In reading through the "Patterns" book, Pont seems dead-set on that Cooperative schedulers are the only way to go. This, to me at least, means that you ignore all interrupt sources in a system and just work off the scheduler's ticks. The question is: Does this really work for designs that might have a non-trivial real-time I/O requirement?
Let's say you have:
10/100 Ethernet USB 1.0 Host USB 1.0 Peripheral A few serial ports KeypadI suppose you could fashion your code so that tasks quickly gather data from inputs or outputs and stuff it into buffers. You still need data-crunching tasks. Just as an example, if you have data coming in the Ethernet port at a good pace that needs to be manipulated and spit out the USB port, I'm not sure how this can be done without less cooperation from the part of a scheduler and more interrupt action.

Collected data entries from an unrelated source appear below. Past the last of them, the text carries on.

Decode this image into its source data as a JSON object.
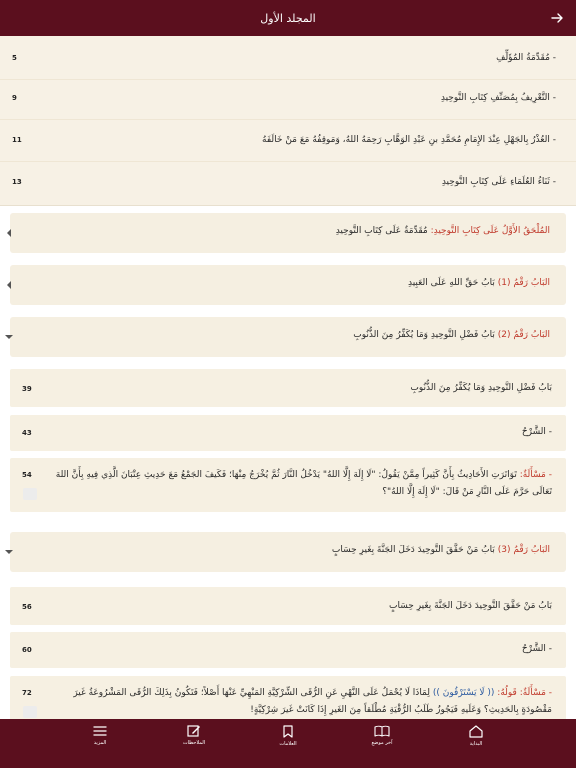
{
  "header": {
    "title": "المجلد الأول"
  },
  "top_rows": [
    {
      "text": "- مُقَدِّمَةُ المُؤَلِّفِ",
      "page": "5"
    },
    {
      "text": "- التَّعْرِيفُ بِمُصَنِّفِ كِتَابِ التَّوحِيدِ",
      "page": "9"
    },
    {
      "text": "- العُذْرُ بِالجَهْلِ عِنْدَ الإِمَامِ مُحَمَّدِ بنِ عَبْدِ الوَهَّابِ رَحِمَهُ اللهُ، وَمَوقِفُهُ مَعَ مَنْ خَالَفَهُ",
      "page": "11"
    },
    {
      "text": "- ثَنَاءُ العُلَمَاءِ عَلَى كِتَابِ التَّوحِيدِ",
      "page": "13"
    }
  ],
  "chapters": {
    "appendix": {
      "red": "المُلْحَقُ الأَوَّلُ عَلَى كِتَابِ التَّوحِيدِ:",
      "text": " مُقَدِّمَةٌ عَلَى كِتَابِ التَّوحِيدِ"
    },
    "ch1": {
      "red": "البَابُ رَقْمُ (1)",
      "text": " بَابُ حَقِّ اللهِ عَلَى العَبِيدِ"
    },
    "ch2": {
      "red": "البَابُ رَقْمُ (2)",
      "text": " بَابُ فَضْلِ التَّوحِيدِ وَمَا يُكَفِّرُ مِنَ الذُّنُوبِ",
      "items": [
        {
          "text": "بَابُ فَضْلِ التَّوحِيدِ وَمَا يُكَفِّرُ مِنَ الذُّنُوبِ",
          "page": "39"
        },
        {
          "text": "- الشَّرْحُ",
          "page": "43"
        },
        {
          "red": "- مَسْأَلَةٌ:",
          "text": " تَوَاتَرَتِ الأَحَادِيثُ بِأَنَّ كَثِيراً مِمَّنْ يَقُولُ: \"لَا إِلَهَ إِلَّا اللهُ\" يَدْخُلُ النَّارَ ثُمَّ يُخْرَجُ مِنْهَا؛ فَكَيفَ الجَمْعُ مَعَ حَدِيثِ عِتْبَانَ الَّذِي فِيهِ بِأَنَّ اللهَ تَعَالَى حَرَّمَ عَلَى النَّارِ مَنْ قَالَ: \"لَا إِلَهَ إِلَّا اللهُ\"؟",
          "page": "54"
        }
      ]
    },
    "ch3": {
      "red": "البَابُ رَقْمُ (3)",
      "text": " بَابُ مَنْ حَقَّقَ التَّوحِيدَ دَخَلَ الجَنَّةَ بِغَيرِ حِسَابٍ",
      "items": [
        {
          "text": "بَابُ مَنْ حَقَّقَ التَّوحِيدَ دَخَلَ الجَنَّةَ بِغَيرِ حِسَابٍ",
          "page": "56"
        },
        {
          "text": "- الشَّرْحُ",
          "page": "60"
        },
        {
          "red": "- مَسْأَلَةٌ: قَولُهُ:",
          "blue": " (( لَا يَسْتَرْقُونَ )) ",
          "text": "لِمَاذَا لَا يُحْمَلُ عَلَى النَّهْيِ عَنِ الرُّقَى الشِّرْكِيَّةِ المَنْهِيِّ عَنْهَا أَصْلاً؛ فَتَكُونُ بِذَلِكَ الرُّقَى المَشْرُوعَةُ غَيرَ مَقْصُودَةٍ بِالحَدِيثِ؟ وَعَلَيهِ فَيَجُوزُ طَلَبُ الرُّقْيَةِ مُطْلَقاً مِنَ الغَيرِ إِذَا كَانَتْ غَيرَ شِرْكِيَّةٍ!",
          "page": "72"
        }
      ]
    }
  },
  "bottom_nav": [
    {
      "label": "المزيد",
      "icon": "menu-icon"
    },
    {
      "label": "الملاحظات",
      "icon": "note-edit-icon"
    },
    {
      "label": "العلامات",
      "icon": "bookmark-icon"
    },
    {
      "label": "آخر موضع",
      "icon": "open-book-icon"
    },
    {
      "label": "البداية",
      "icon": "home-icon"
    }
  ],
  "colors": {
    "brand": "#5b0f1e",
    "accent_red": "#c0392b",
    "row_bg": "#f7f1e5"
  }
}
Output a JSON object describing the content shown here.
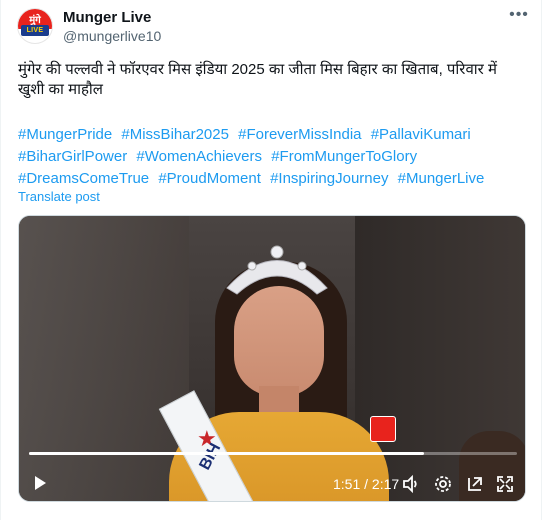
{
  "author": {
    "display_name": "Munger Live",
    "handle": "@mungerlive10",
    "avatar_top_text": "मुंगे",
    "avatar_bottom_text": "LIVE"
  },
  "tweet": {
    "text": "मुंगेर की पल्लवी ने फॉरएवर मिस इंडिया 2025 का जीता मिस बिहार का खिताब, परिवार में खुशी का माहौल",
    "hashtags": [
      "#MungerPride",
      "#MissBihar2025",
      "#ForeverMissIndia",
      "#PallaviKumari",
      "#BiharGirlPower",
      "#WomenAchievers",
      "#FromMungerToGlory",
      "#DreamsComeTrue",
      "#ProudMoment",
      "#InspiringJourney",
      "#MungerLive"
    ],
    "translate_label": "Translate post"
  },
  "video": {
    "sash_text": "BIH",
    "time_display": "1:51 / 2:17",
    "progress": 0.81
  },
  "icons": {
    "more": "more-icon",
    "play": "play-icon",
    "volume": "volume-icon",
    "settings": "settings-icon",
    "pip": "pip-icon",
    "fullscreen": "fullscreen-icon"
  },
  "colors": {
    "link": "#1d9bf0",
    "secondary": "#536471",
    "text": "#0f1419"
  }
}
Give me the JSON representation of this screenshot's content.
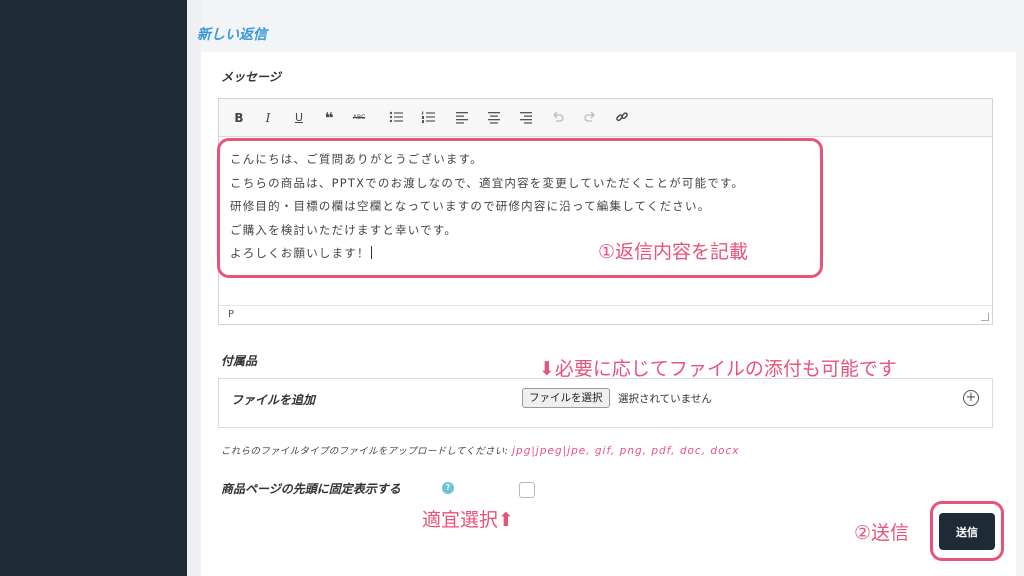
{
  "section_title": "新しい返信",
  "message": {
    "label": "メッセージ",
    "toolbar": {
      "bold": "B",
      "italic": "I",
      "underline": "U",
      "quote": "❝",
      "strike": "ABC"
    },
    "body_lines": [
      "こんにちは、ご質問ありがとうございます。",
      "こちらの商品は、PPTXでのお渡しなので、適宜内容を変更していただくことが可能です。",
      "研修目的・目標の欄は空欄となっていますので研修内容に沿って編集してください。",
      "ご購入を検討いただけますと幸いです。",
      "よろしくお願いします！"
    ],
    "status_path": "P"
  },
  "attachments": {
    "label": "付属品",
    "add_file_label": "ファイルを追加",
    "choose_file_button": "ファイルを選択",
    "no_file_text": "選択されていません",
    "allowed_types_prefix": "これらのファイルタイプのファイルをアップロードしてください:",
    "allowed_types": "jpg|jpeg|jpe, gif, png, pdf, doc, docx"
  },
  "pin": {
    "label": "商品ページの先頭に固定表示する",
    "info_glyph": "?",
    "checked": false
  },
  "send_button": "送信",
  "annotations": {
    "reply": "①返信内容を記載",
    "file": "⬇必要に応じてファイルの添付も可能です",
    "select": "適宜選択⬆",
    "send": "②送信"
  },
  "colors": {
    "sidebar": "#1e2a35",
    "accent_title": "#3a9ad9",
    "annotation": "#e8537a",
    "send_button": "#1e2a35"
  }
}
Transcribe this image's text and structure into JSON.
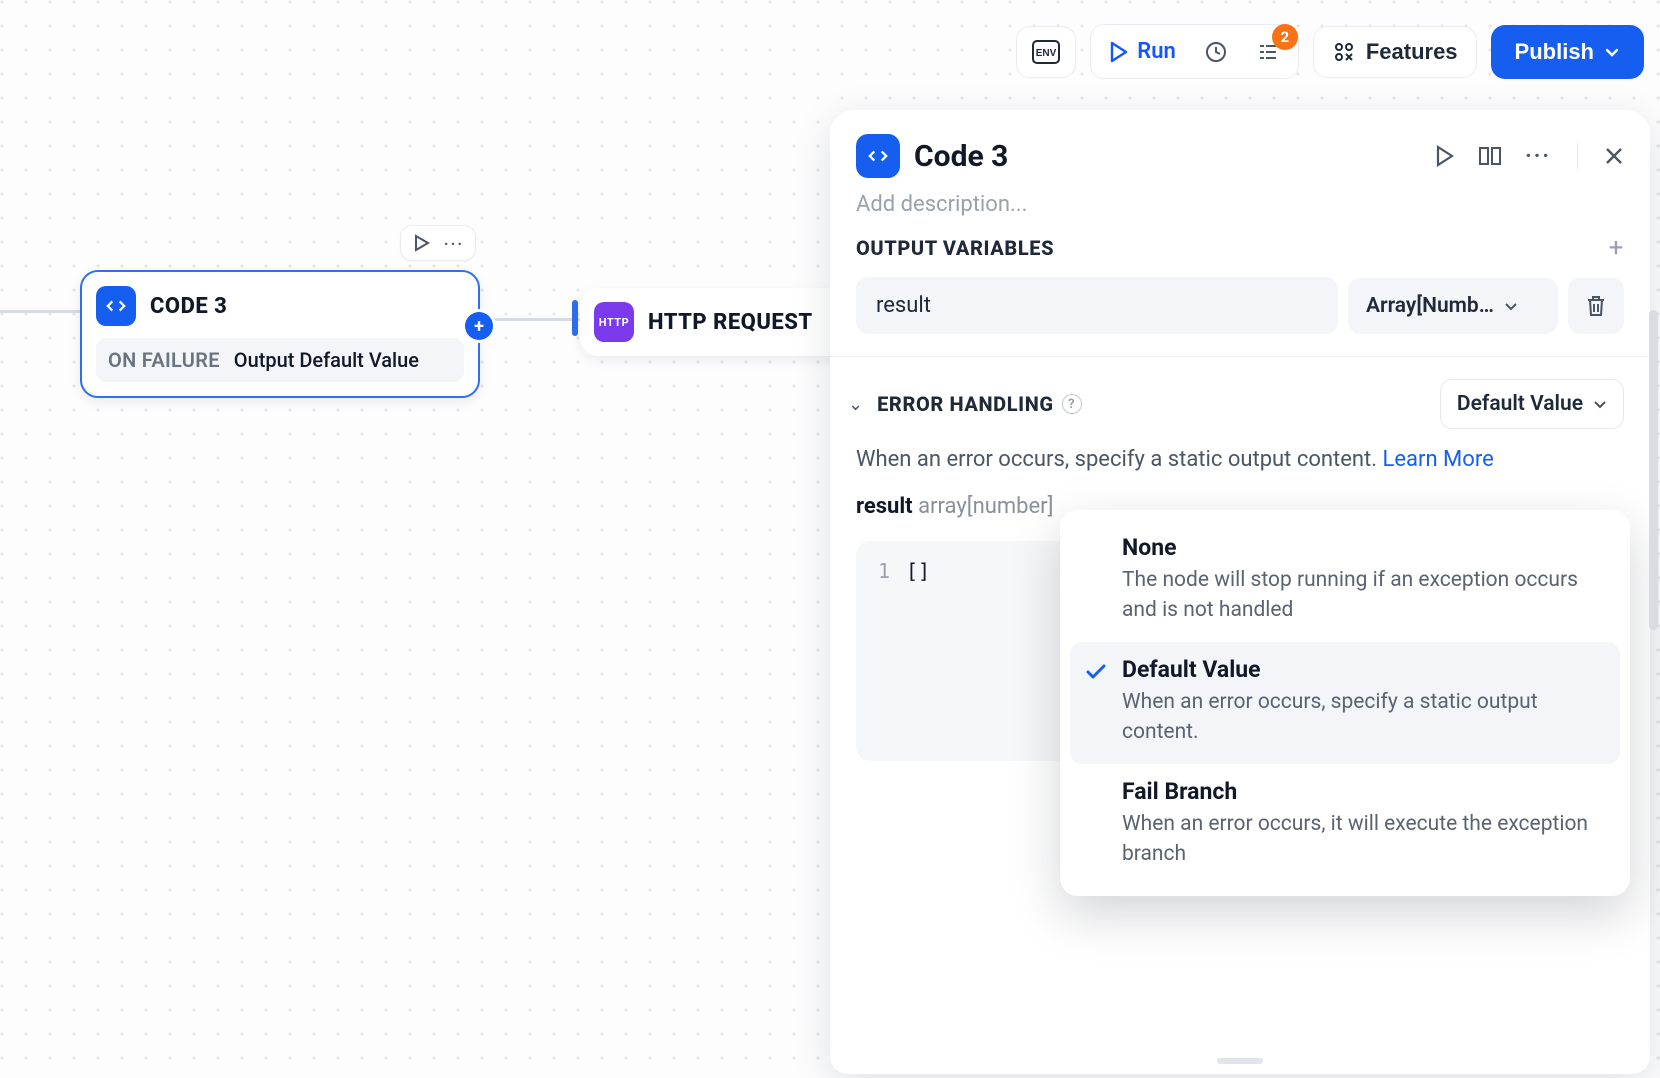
{
  "toolbar": {
    "run_label": "Run",
    "features_label": "Features",
    "publish_label": "Publish",
    "badge_count": "2",
    "env_label": "ENV"
  },
  "canvas": {
    "node1": {
      "title": "CODE 3",
      "failure_label": "ON FAILURE",
      "failure_value": "Output Default Value"
    },
    "node2": {
      "title": "HTTP REQUEST",
      "icon_text": "HTTP"
    }
  },
  "panel": {
    "title": "Code 3",
    "description_placeholder": "Add description...",
    "output_section": "OUTPUT VARIABLES",
    "output_var": "result",
    "output_type": "Array[Numb…",
    "error_section": "ERROR HANDLING",
    "error_select": "Default Value",
    "error_text_a": "When an error occurs, specify a static output content. ",
    "error_link": "Learn More",
    "result_key": "result",
    "result_type": "array[number]",
    "code_line_no": "1",
    "code_content": "[]"
  },
  "dropdown": {
    "opt_none_title": "None",
    "opt_none_desc": "The node will stop running if an exception occurs and is not handled",
    "opt_default_title": "Default Value",
    "opt_default_desc": "When an error occurs, specify a static output content.",
    "opt_fail_title": "Fail Branch",
    "opt_fail_desc": "When an error occurs, it will execute the exception branch"
  }
}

Of course, there's a fine line below which you don't have the luxury of implementing schedules. We've all designed systems, I'm sure, where every single clock tick counts and you have to get truly creative to get the design to do more than one thing at the same time.
Is he coming from an assumption that MCU's are so fast these days that task execution time might be much less significant --thus warranting a blanket "use this approach" recommendation?
BTW, if any book authors/editors are reading. Please, I beg you, do not burn 1/3 of the book with useless basics. I don't know how many books I have where there's a permanent bookmark about 1/3 of the way in because the front third is useless stuff that belongs in another book. Most serious practitioners will have more than one book. No need to cover this over and over.